O argumento em todas essas áreas é o mesmo: o ceticismo sobre a IA já passou da validade. A tecnologia moldará o futuro, independentemente das preferências individuais. Quem tentar impedir essa transformação estará tão desatualizado quanto os tecelões manuais que resistiram aos teares mecânicos no início do século XIX.
Nos últimos anos, colegas do Applied Ethics Center da UMass Boston estudaram as questões éticas levantadas pela adoção da IA, e dizem que o argumento da inevitabilidade é equivocado.
História e Perspectiva
Essa visão é uma versão recente de um determinismo tecnológico: a crença de que inovações são imparáveis depois que começam a ser desenvolvidas. É como se alguns “gênios” simplesmente não voltassem para a garrafa, e a única escolha fosse usá-los para propósitos benéficos.
O determinismo tecnológico tem uma longa história, aplicada desde a invenção da prensa de Gutenberg até o surgimento dos automóveis e a infraestrutura necessária para eles.
Contudo, no caso da IA, o determinismo é exagerado e simplista.
A IA nos Diversos Setores
Considere a ideia de que empresas não podem ficar de fora da IA. A verdade é que ainda não foi provado que a IA está aumentando a produtividade. Em julho de 2024, a revista The Economist relatou que a tecnologia ainda não teve um impacto econômico relevante.
Na educação superior, a questão da IA continua em aberto. Embora universidades tenham investido muito em IA, há sinais de que podem ter se precipitado.
A tecnologia pode ser uma ferramenta interessante para o aprendizado, como a criação de um chatbot de Platão que permite conversas de texto com um bot que simula o filósofo. Mas, por outro lado, a IA está eliminando algumas das melhores ferramentas dos professores para avaliar e desenvolver o pensamento crítico, como os trabalhos escritos.
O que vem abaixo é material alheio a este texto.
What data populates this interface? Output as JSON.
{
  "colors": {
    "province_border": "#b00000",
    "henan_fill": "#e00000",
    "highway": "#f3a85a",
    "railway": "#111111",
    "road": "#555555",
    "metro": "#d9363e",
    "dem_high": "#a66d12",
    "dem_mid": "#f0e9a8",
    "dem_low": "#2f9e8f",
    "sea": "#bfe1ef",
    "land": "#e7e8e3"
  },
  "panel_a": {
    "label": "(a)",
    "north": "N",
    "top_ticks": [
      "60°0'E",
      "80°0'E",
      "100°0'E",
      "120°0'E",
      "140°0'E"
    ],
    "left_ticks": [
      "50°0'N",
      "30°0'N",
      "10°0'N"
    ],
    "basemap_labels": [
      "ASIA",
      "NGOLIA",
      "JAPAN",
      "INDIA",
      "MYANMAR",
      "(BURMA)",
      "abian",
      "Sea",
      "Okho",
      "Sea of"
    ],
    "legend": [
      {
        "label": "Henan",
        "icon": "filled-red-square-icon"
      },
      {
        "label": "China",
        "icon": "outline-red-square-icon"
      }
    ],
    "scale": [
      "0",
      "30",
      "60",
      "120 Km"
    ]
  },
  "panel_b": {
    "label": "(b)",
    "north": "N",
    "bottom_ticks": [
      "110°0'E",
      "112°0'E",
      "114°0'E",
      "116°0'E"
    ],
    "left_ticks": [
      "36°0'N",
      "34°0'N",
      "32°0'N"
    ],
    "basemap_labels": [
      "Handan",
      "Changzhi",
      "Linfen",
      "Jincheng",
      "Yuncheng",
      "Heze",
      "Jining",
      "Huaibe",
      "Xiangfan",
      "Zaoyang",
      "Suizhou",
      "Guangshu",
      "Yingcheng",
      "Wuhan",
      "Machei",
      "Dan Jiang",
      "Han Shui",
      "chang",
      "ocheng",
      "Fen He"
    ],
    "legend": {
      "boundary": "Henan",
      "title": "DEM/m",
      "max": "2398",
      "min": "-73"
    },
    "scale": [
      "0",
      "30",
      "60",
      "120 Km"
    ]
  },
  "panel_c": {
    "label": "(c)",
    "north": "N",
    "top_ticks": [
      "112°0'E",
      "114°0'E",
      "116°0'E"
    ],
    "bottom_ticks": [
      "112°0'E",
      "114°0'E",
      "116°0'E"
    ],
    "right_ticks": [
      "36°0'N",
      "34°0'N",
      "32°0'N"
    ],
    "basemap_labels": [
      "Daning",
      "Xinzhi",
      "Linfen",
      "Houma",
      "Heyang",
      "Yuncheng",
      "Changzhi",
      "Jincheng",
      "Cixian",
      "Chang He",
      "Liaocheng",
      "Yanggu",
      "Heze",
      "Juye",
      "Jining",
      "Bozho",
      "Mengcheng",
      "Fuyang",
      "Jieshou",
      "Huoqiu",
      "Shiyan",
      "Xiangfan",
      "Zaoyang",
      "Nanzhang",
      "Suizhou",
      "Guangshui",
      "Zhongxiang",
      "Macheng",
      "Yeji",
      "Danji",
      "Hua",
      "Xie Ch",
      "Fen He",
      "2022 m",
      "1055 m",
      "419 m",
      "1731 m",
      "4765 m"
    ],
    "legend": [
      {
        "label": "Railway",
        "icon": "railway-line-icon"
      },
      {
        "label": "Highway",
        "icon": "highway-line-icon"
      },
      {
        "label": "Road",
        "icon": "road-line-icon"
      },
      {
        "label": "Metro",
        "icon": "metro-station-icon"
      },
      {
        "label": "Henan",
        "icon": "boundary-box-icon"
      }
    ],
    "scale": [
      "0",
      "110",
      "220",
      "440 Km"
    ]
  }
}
O ensaio universitário está desaparecendo, pois cada vez mais professores desistem de identificar se seus alunos estão escrevendo ou apenas usando IA. O que se perde ao deixar para trás essa habilidade tradicional e útil?
Na ciência e na medicina, a IA é promissora. Ela contribui para a compreensão da estrutura de proteínas, com um impacto provável na cura de doenças, e está transformando a imagem médica e acelerando a descoberta de medicamentos.
Mas o entusiasmo pode ser exagerado. Previsões da IA sobre quais casos da covid se tornariam graves falharam, e médicos muitas vezes confiam demais na tecnologia, ignorando seu próprio julgamento clínico. Mesmo em áreas com grande potencial, o impacto final da IA ainda é incerto.
Contudo, ceder totalmente a essa lógica pode levar os EUA a ignorar o impacto desproporcional dessas tecnologias em nações que não têm recursos para a corrida armamentista da IA. Grandes potências poderiam utilizar essas tecnologias em conflitos nessas regiões. Além disso, esse argumento subestima a possibilidade de colaboração com adversários para limitar o uso militar da IA, priorizando a corrida armamentista em vez do controle.
Um Passo de Cada Vez
Avaliar cuidadosamente o impacto e os riscos da IA em cada área merece um ceticismo saudável. Acredito que a IA deva ser adotada gradualmente e com uma abordagem ponderada, em vez de aceitar afirmações abrangentes de inevitabilidade. Dois pontos são importantes:
Primeiro, empresas e empreendedores têm interesse direto em fazer com que a IA pareça inevitável e essencial, pois seu lucro depende da adoção da tecnologia. É crucial saber quem está fazendo as alegações de inevitabilidade — e por quê.
Segundo, é útil lembrar a história recente. Nos últimos 15 anos, smartphones e aplicativos de redes sociais se tornaram parte do cotidiano — uma tecnologia tão transformadora quanto inevitável. Então, surgiram dados sobre os danos à saúde mental de adolescentes, especialmente meninas.
Após anos de experimentação com a saúde mental de jovens, facilitada por um determinismo tecnológico, os americanos mudaram de curso. O que parecia imutável mostrou-se ajustável. Ainda há tempo para evitar o mesmo erro com a IA, que pode ter consequências ainda maiores para a sociedade.